Do’s and don’ts for dealing with an addiction

If you are suffering an addiction, there are many reasons why you could be struggling to handle it. The substances to which you are addicted might have changed your brain to the extent that your cravings seem overwhelming. You may also fear that your addiction reflects badly on your character.

However, addiction is neither a personality flaw nor an indicator of weakness, says Also, you are never entirely beyond recovery – especially if you heed these vital do’s and don’ts.


Do give yourself reasons to change

You might be in two minds about whether to give up your addiction. However, by listing pros and cons of continuing or quitting, you could give yourself greater insight into the addiction’s role in your life – and better motivate yourself to change.

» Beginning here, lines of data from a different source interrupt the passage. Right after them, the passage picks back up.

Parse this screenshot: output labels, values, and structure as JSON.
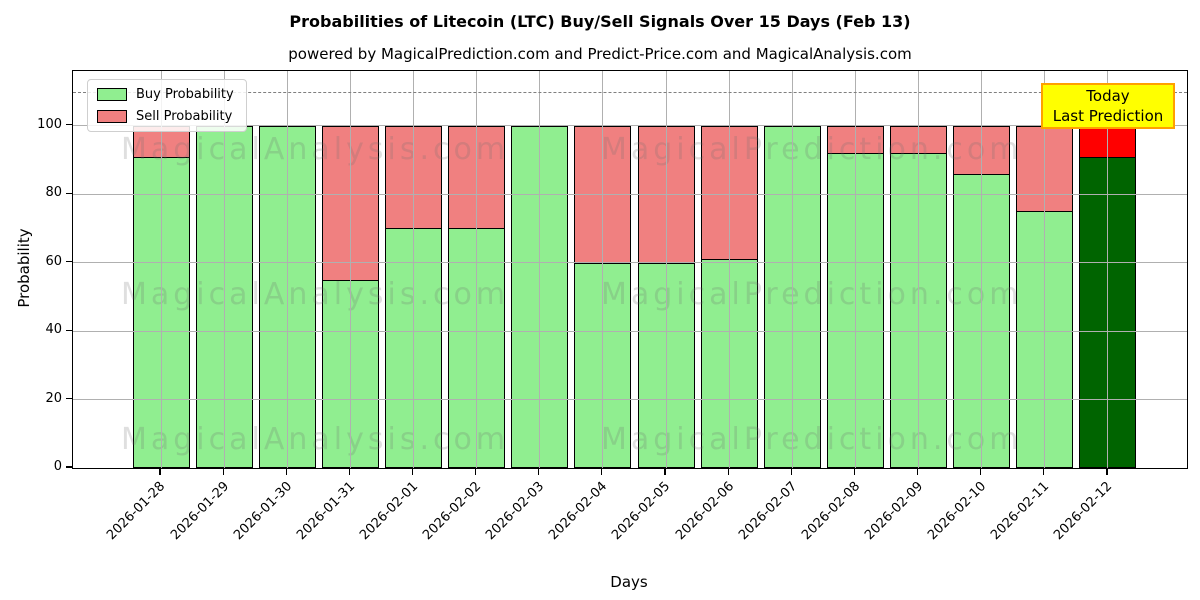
{
  "title": "Probabilities of Litecoin (LTC) Buy/Sell Signals Over 15 Days (Feb 13)",
  "subtitle": "powered by MagicalPrediction.com and Predict-Price.com and MagicalAnalysis.com",
  "legend": {
    "buy_label": "Buy Probability",
    "sell_label": "Sell Probability"
  },
  "annotation": {
    "line1": "Today",
    "line2": "Last Prediction",
    "bg_color": "#ffff00",
    "border_color": "#ffa000"
  },
  "watermarks": {
    "left": "MagicalAnalysis.com",
    "right": "MagicalPrediction.com"
  },
  "colors": {
    "buy": "#90ee90",
    "sell": "#f08080",
    "today_buy": "#006400",
    "today_sell": "#ff0000",
    "grid": "#b0b0b0",
    "dashed": "#7f7f7f",
    "bar_edge": "#000000"
  },
  "chart_data": {
    "type": "bar",
    "stacked": true,
    "title": "Probabilities of Litecoin (LTC) Buy/Sell Signals Over 15 Days (Feb 13)",
    "xlabel": "Days",
    "ylabel": "Probability",
    "categories": [
      "2026-01-28",
      "2026-01-29",
      "2026-01-30",
      "2026-01-31",
      "2026-02-01",
      "2026-02-02",
      "2026-02-03",
      "2026-02-04",
      "2026-02-05",
      "2026-02-06",
      "2026-02-07",
      "2026-02-08",
      "2026-02-09",
      "2026-02-10",
      "2026-02-11",
      "2026-02-12"
    ],
    "series": [
      {
        "name": "Buy Probability",
        "color": "#90ee90",
        "values": [
          91,
          100,
          100,
          55,
          70,
          70,
          100,
          60,
          60,
          61,
          100,
          92,
          92,
          86,
          75,
          91
        ]
      },
      {
        "name": "Sell Probability",
        "color": "#f08080",
        "values": [
          9,
          0,
          0,
          45,
          30,
          30,
          0,
          40,
          40,
          39,
          0,
          8,
          8,
          14,
          25,
          9
        ]
      }
    ],
    "today_bar": {
      "index": 15,
      "buy_color": "#006400",
      "sell_color": "#ff0000"
    },
    "yticks": [
      0,
      20,
      40,
      60,
      80,
      100
    ],
    "ylim": [
      0,
      116
    ],
    "dashed_line_y": 110,
    "grid": true,
    "legend_position": "upper left"
  }
}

You could be particularly incentivised to change once you realise how much your addiction is adversely affecting your health, career and loved ones. In attempting to relinquish the addiction, you should then regularly remind yourself why you wish to change.

Do tell your doctor and partner

If you have so far concealed your addiction from your partner, now is the time to change tack – however hard you might find doing so. You can’t expect your significant other to help you overcome the addiction if they don’t even know that you have it, as explained on TODAY‘s website.

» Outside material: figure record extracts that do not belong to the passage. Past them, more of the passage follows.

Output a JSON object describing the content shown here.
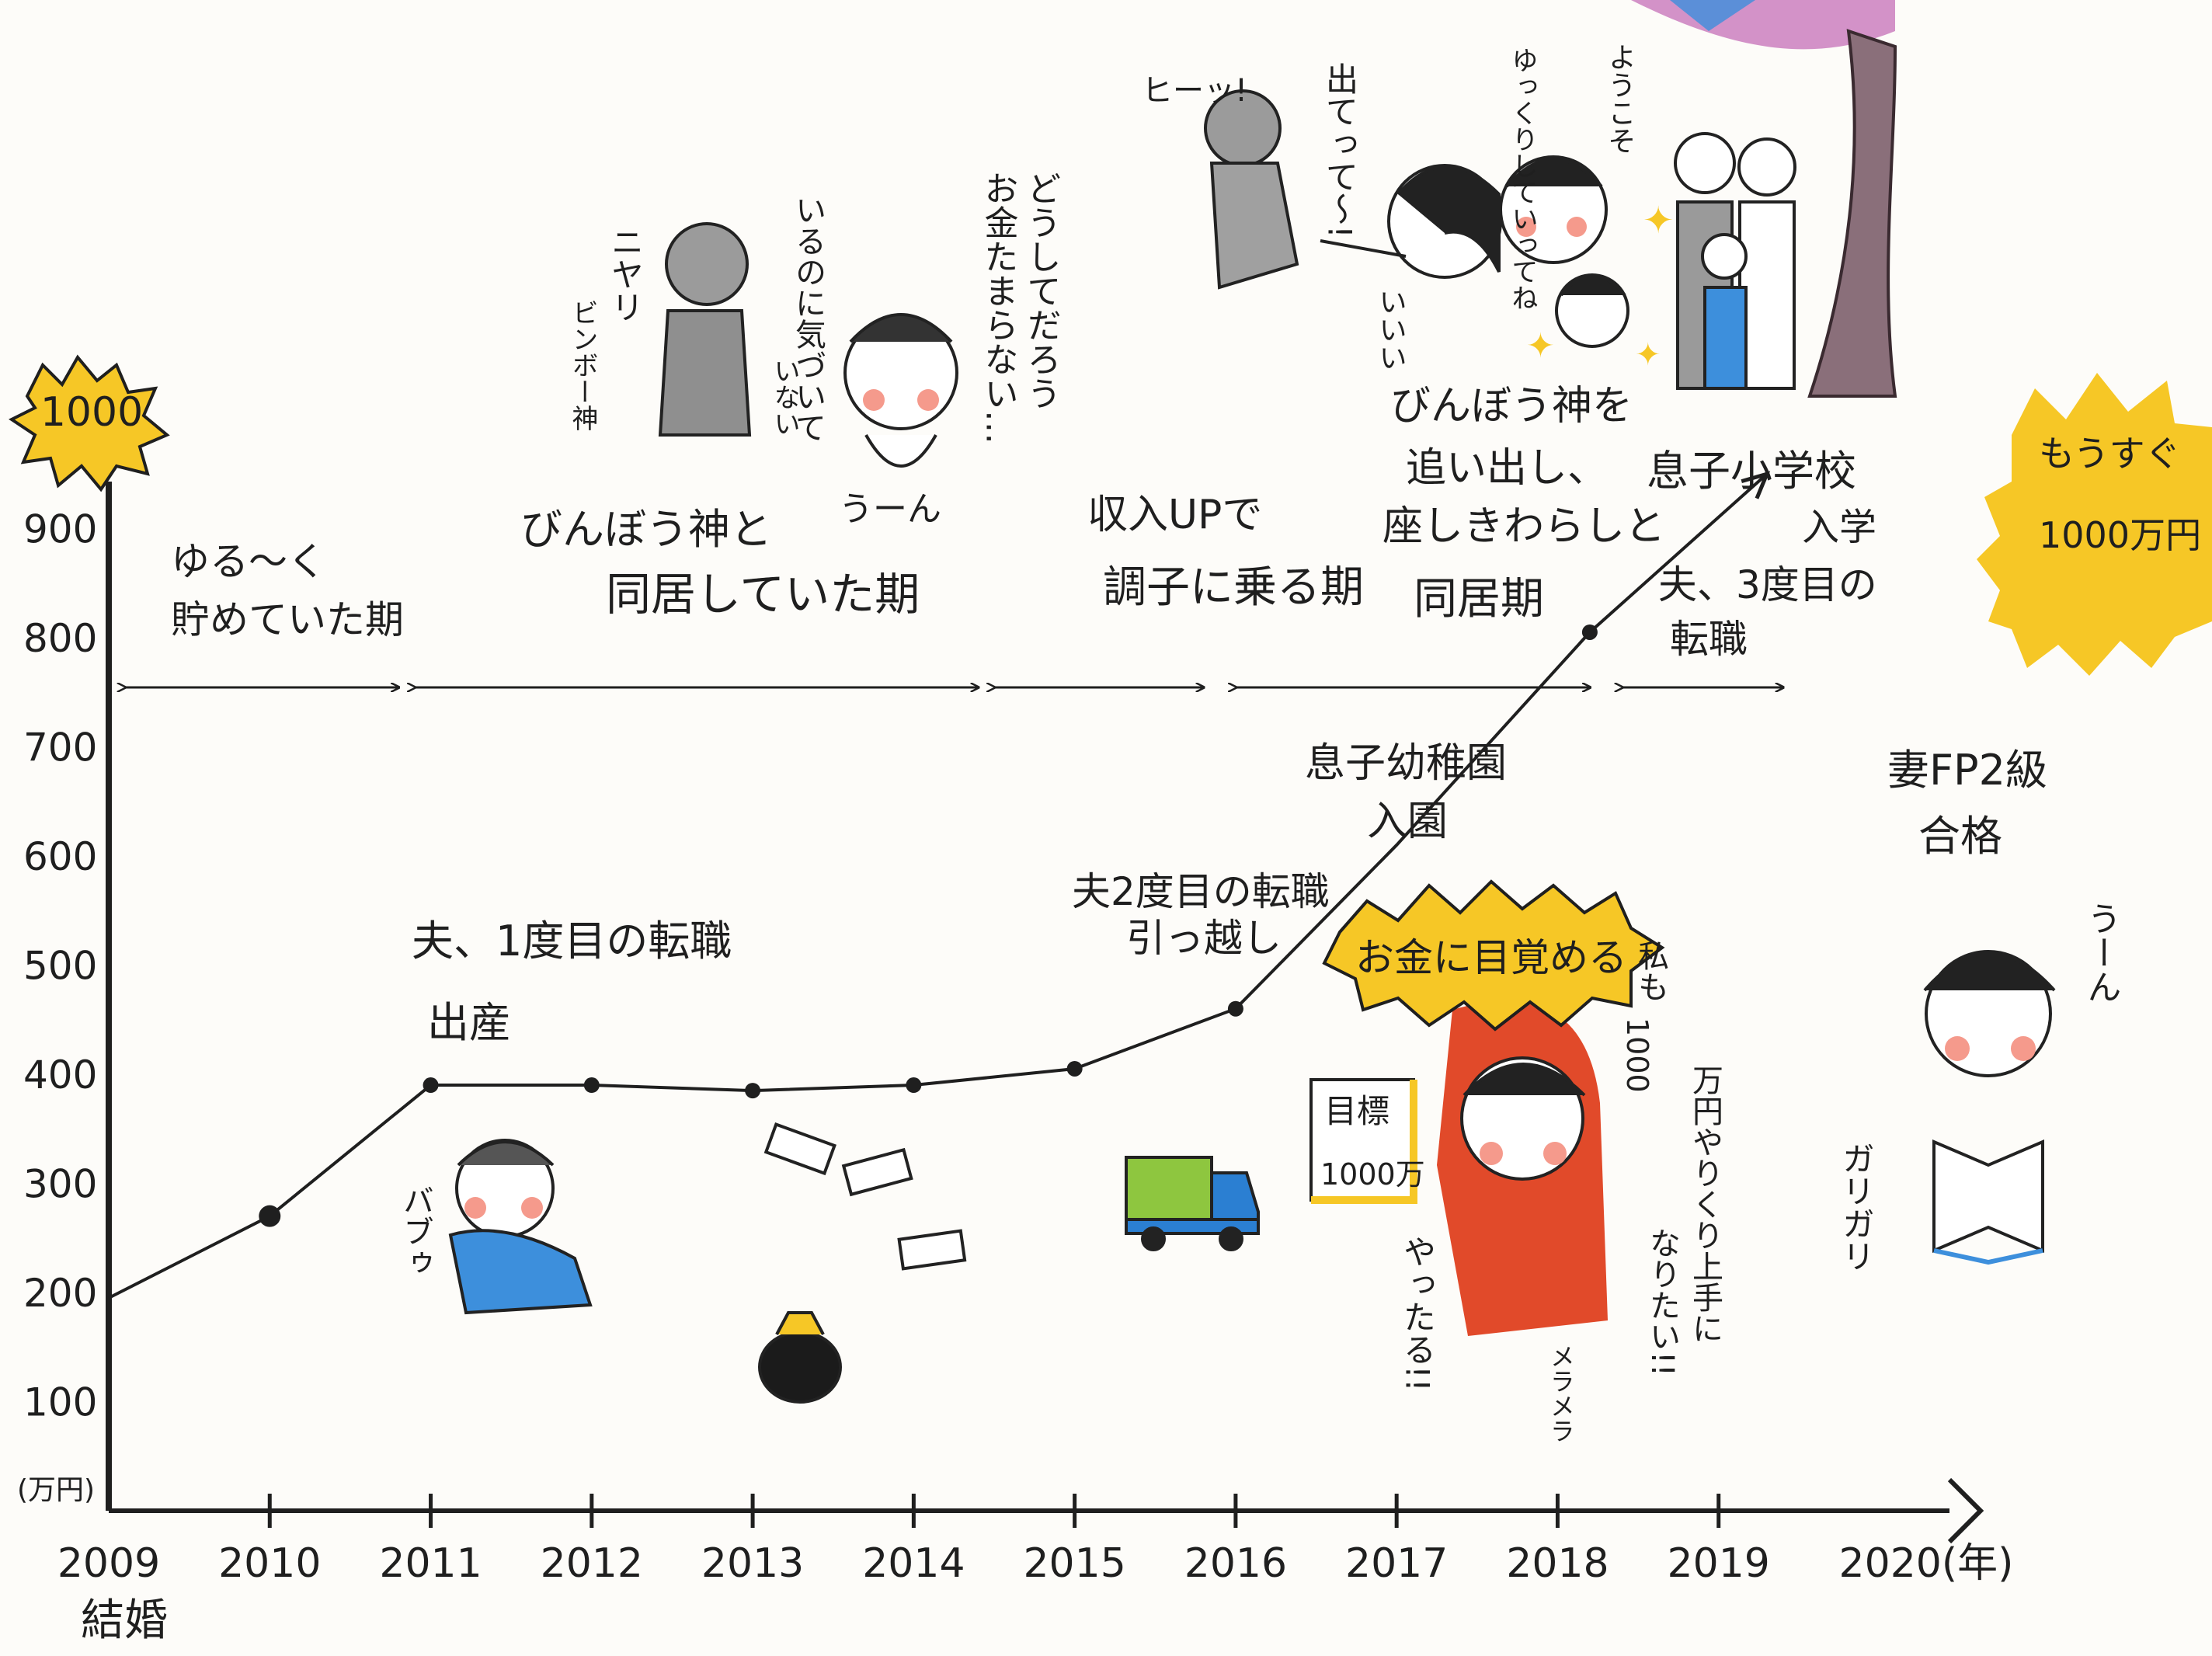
{
  "chart_data": {
    "type": "line",
    "series": [
      {
        "x": [
          2009,
          2010,
          2011,
          2012,
          2013,
          2014,
          2015,
          2016,
          2016.3,
          2017,
          2018.2,
          2019.3
        ],
        "y": [
          195,
          270,
          390,
          390,
          385,
          390,
          405,
          460,
          505,
          610,
          805,
          950
        ],
        "markers": [
          false,
          true,
          true,
          true,
          true,
          true,
          true,
          true,
          false,
          false,
          true,
          false
        ]
      }
    ],
    "x_ticks": [
      "2009",
      "2010",
      "2011",
      "2012",
      "2013",
      "2014",
      "2015",
      "2016",
      "2017",
      "2018",
      "2019",
      "2020(年)"
    ],
    "x_tick_values": [
      2009,
      2010,
      2011,
      2012,
      2013,
      2014,
      2015,
      2016,
      2017,
      2018,
      2019,
      2020
    ],
    "y_ticks": [
      "100",
      "200",
      "300",
      "400",
      "500",
      "600",
      "700",
      "800",
      "900",
      "1000"
    ],
    "y_tick_values": [
      100,
      200,
      300,
      400,
      500,
      600,
      700,
      800,
      900,
      1000
    ],
    "ylabel": "(万円)",
    "xlim": [
      2009,
      2020
    ],
    "ylim": [
      0,
      1000
    ],
    "grid": false,
    "x_sublabel": "結婚",
    "periods": [
      {
        "label_lines": [
          "ゆる〜く",
          "貯めていた期"
        ],
        "from": 2009.1,
        "to": 2010.8
      },
      {
        "label_lines": [
          "びんぼう神と",
          "同居していた期"
        ],
        "from": 2010.9,
        "to": 2014.4
      },
      {
        "label_lines": [
          "収入UPで",
          "調子に乗る期"
        ],
        "from": 2014.5,
        "to": 2015.8
      },
      {
        "label_lines": [
          "びんぼう神を",
          "追い出し、",
          "座しきわらしと",
          "同居期"
        ],
        "from": 2016.0,
        "to": 2018.2
      },
      {
        "label_lines": [],
        "from": 2018.4,
        "to": 2019.4
      }
    ],
    "annotations": [
      {
        "lines": [
          "夫、1度目の転職",
          "出産"
        ]
      },
      {
        "lines": [
          "夫2度目の転職",
          "引っ越し"
        ]
      },
      {
        "lines": [
          "息子幼稚園",
          "入園"
        ]
      },
      {
        "lines": [
          "お金に目覚める"
        ]
      },
      {
        "lines": [
          "夫、3度目の",
          "転職"
        ]
      },
      {
        "lines": [
          "息子小学校",
          "入学"
        ]
      },
      {
        "lines": [
          "妻FP2級",
          "合格"
        ]
      },
      {
        "lines": [
          "もうすぐ",
          "1000万円"
        ]
      },
      {
        "lines": [
          "目標",
          "1000万"
        ]
      }
    ],
    "speech": {
      "nyari": "ニヤリ",
      "binbogami": "ビンボー神",
      "irunoni": [
        "いるのに気づいて",
        "いない"
      ],
      "doushite": [
        "どうしてだろう",
        "お金たまらない…"
      ],
      "uun": "うーん",
      "hii": "ヒーッ!",
      "detette": "出てって〜!",
      "yukkuri": "ゆっくりしていってね",
      "youkoso": "ようこそ",
      "iii": "いいい",
      "watashimo": [
        "私も",
        "1000",
        "万円やりくり上手に",
        "なりたい!!"
      ],
      "yattaru": "やったる!!",
      "meramera": "メラメラ",
      "uun2": "うーん",
      "garigari": "ガリガリ",
      "babu": "バブゥ"
    },
    "colors": {
      "yellow": "#f6c726",
      "blue": "#3d8fdc",
      "red": "#e14a2a",
      "truck_green": "#8ec63f",
      "truck_blue": "#2b7fd2",
      "blossom": "#c46fb7",
      "cheek": "#f59a8c"
    }
  }
}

Your partner might respond by recommending that you see your doctor, who could help you decide which treatment or medication you should take for your problem.

Do consider various forms of treatment

There isn’t a “one-size-fits-all” approach to successfully treating addiction. For this reason, you should look for a treatment centre which can accommodate a wide range of needs.

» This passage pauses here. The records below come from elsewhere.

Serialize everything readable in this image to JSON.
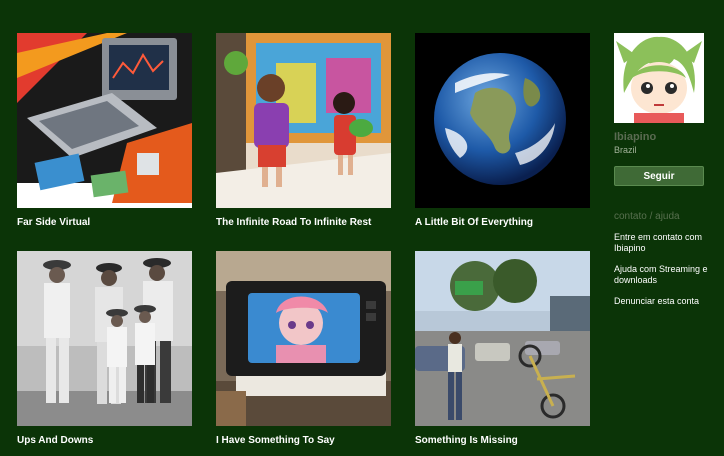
{
  "albums": [
    {
      "title": "Far Side Virtual"
    },
    {
      "title": "The Infinite Road To Infinite Rest"
    },
    {
      "title": "A Little Bit Of Everything"
    },
    {
      "title": "Ups And Downs"
    },
    {
      "title": "I Have Something To Say"
    },
    {
      "title": "Something Is Missing"
    }
  ],
  "profile": {
    "name": "Ibiapino",
    "country": "Brazil",
    "follow_label": "Seguir"
  },
  "contact": {
    "heading": "contato / ajuda",
    "links": [
      "Entre em contato com Ibiapino",
      "Ajuda com Streaming e downloads",
      "Denunciar esta conta"
    ]
  },
  "colors": {
    "background": "#0b3407",
    "button": "#3f6a36",
    "muted_text": "#58704f"
  }
}
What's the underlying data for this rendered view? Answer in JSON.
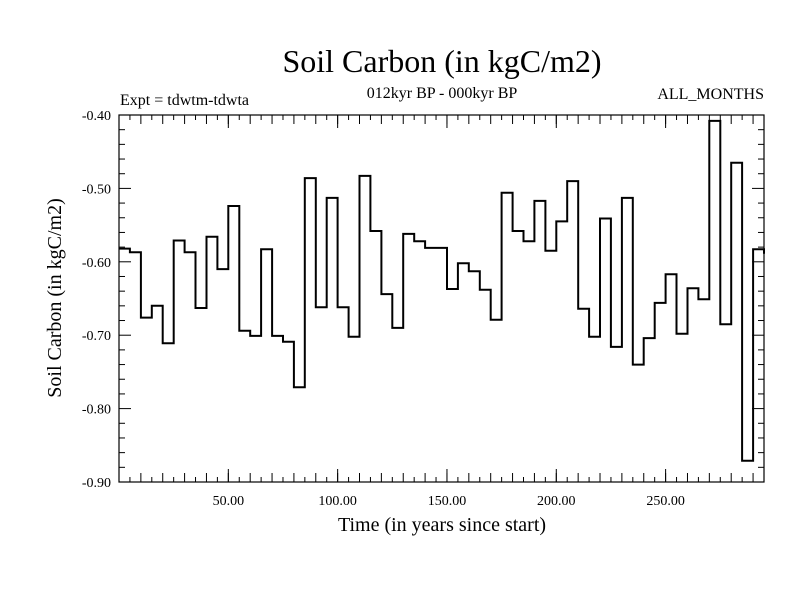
{
  "chart_data": {
    "type": "line",
    "step": true,
    "title": "Soil Carbon (in kgC/m2)",
    "subtitle": "012kyr BP - 000kyr BP",
    "left_label": "Expt = tdwtm-tdwta",
    "right_label": "ALL_MONTHS",
    "xlabel": "Time (in years since start)",
    "ylabel": "Soil Carbon (in kgC/m2)",
    "xlim": [
      0,
      295
    ],
    "ylim": [
      -0.9,
      -0.4
    ],
    "x_ticks": [
      50,
      100,
      150,
      200,
      250
    ],
    "x_tick_labels": [
      "50.00",
      "100.00",
      "150.00",
      "200.00",
      "250.00"
    ],
    "y_ticks": [
      -0.9,
      -0.8,
      -0.7,
      -0.6,
      -0.5,
      -0.4
    ],
    "y_tick_labels": [
      "-0.90",
      "-0.80",
      "-0.70",
      "-0.60",
      "-0.50",
      "-0.40"
    ],
    "series": [
      {
        "name": "Soil Carbon",
        "x": [
          0,
          5,
          10,
          15,
          20,
          25,
          30,
          35,
          40,
          45,
          50,
          55,
          60,
          65,
          70,
          75,
          80,
          85,
          90,
          95,
          100,
          105,
          110,
          115,
          120,
          125,
          130,
          135,
          140,
          145,
          150,
          155,
          160,
          165,
          170,
          175,
          180,
          185,
          190,
          195,
          200,
          205,
          210,
          215,
          220,
          225,
          230,
          235,
          240,
          245,
          250,
          255,
          260,
          265,
          270,
          275,
          280,
          285,
          290,
          295
        ],
        "values": [
          -0.582,
          -0.587,
          -0.676,
          -0.66,
          -0.711,
          -0.571,
          -0.587,
          -0.663,
          -0.566,
          -0.61,
          -0.524,
          -0.694,
          -0.701,
          -0.583,
          -0.701,
          -0.709,
          -0.771,
          -0.486,
          -0.662,
          -0.513,
          -0.662,
          -0.702,
          -0.483,
          -0.558,
          -0.644,
          -0.69,
          -0.562,
          -0.572,
          -0.581,
          -0.581,
          -0.637,
          -0.602,
          -0.613,
          -0.638,
          -0.679,
          -0.506,
          -0.558,
          -0.572,
          -0.517,
          -0.585,
          -0.545,
          -0.49,
          -0.664,
          -0.702,
          -0.541,
          -0.716,
          -0.513,
          -0.74,
          -0.704,
          -0.656,
          -0.617,
          -0.698,
          -0.636,
          -0.651,
          -0.408,
          -0.685,
          -0.465,
          -0.871,
          -0.583,
          -0.589
        ]
      }
    ]
  }
}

One such facility is offered by ANA Treatment Centres – which, though based in Portsmouth, can deliver services in rehab for West Sussex addiction sufferers and people in many other South East England areas. Furthermore, various stages of the treatment can be suitably adjusted in length.

Don’t make yourself vulnerable to addiction triggers

You might run into various “triggers” – in other words, situations that tempt you to relapse. These could include hanging out with similarly addicted friends or spending time in bars and clubs.

Remember that, even if it is not alcohol fuelling your addiction, drinking it could impair your judgement while lowering your inhibitions. Hence, you could become more prone to a relapse – especially if drugs are readily available at bars and clubs that you frequent.

Don’t be disheartened if you relapse

Though keeping triggers at bay could certainly help prevent you relapsing, don’t immediately fly into panic mode if you fall to temptation. If you react in the right way, it can be just a brief setback, not a devastating failure. You can learn from the mistake as you attempt to get back on course.

While relapses can have various causes, especially common ones include such adverse emotional states as anger or sadness and conflicts, like arguments with a partner.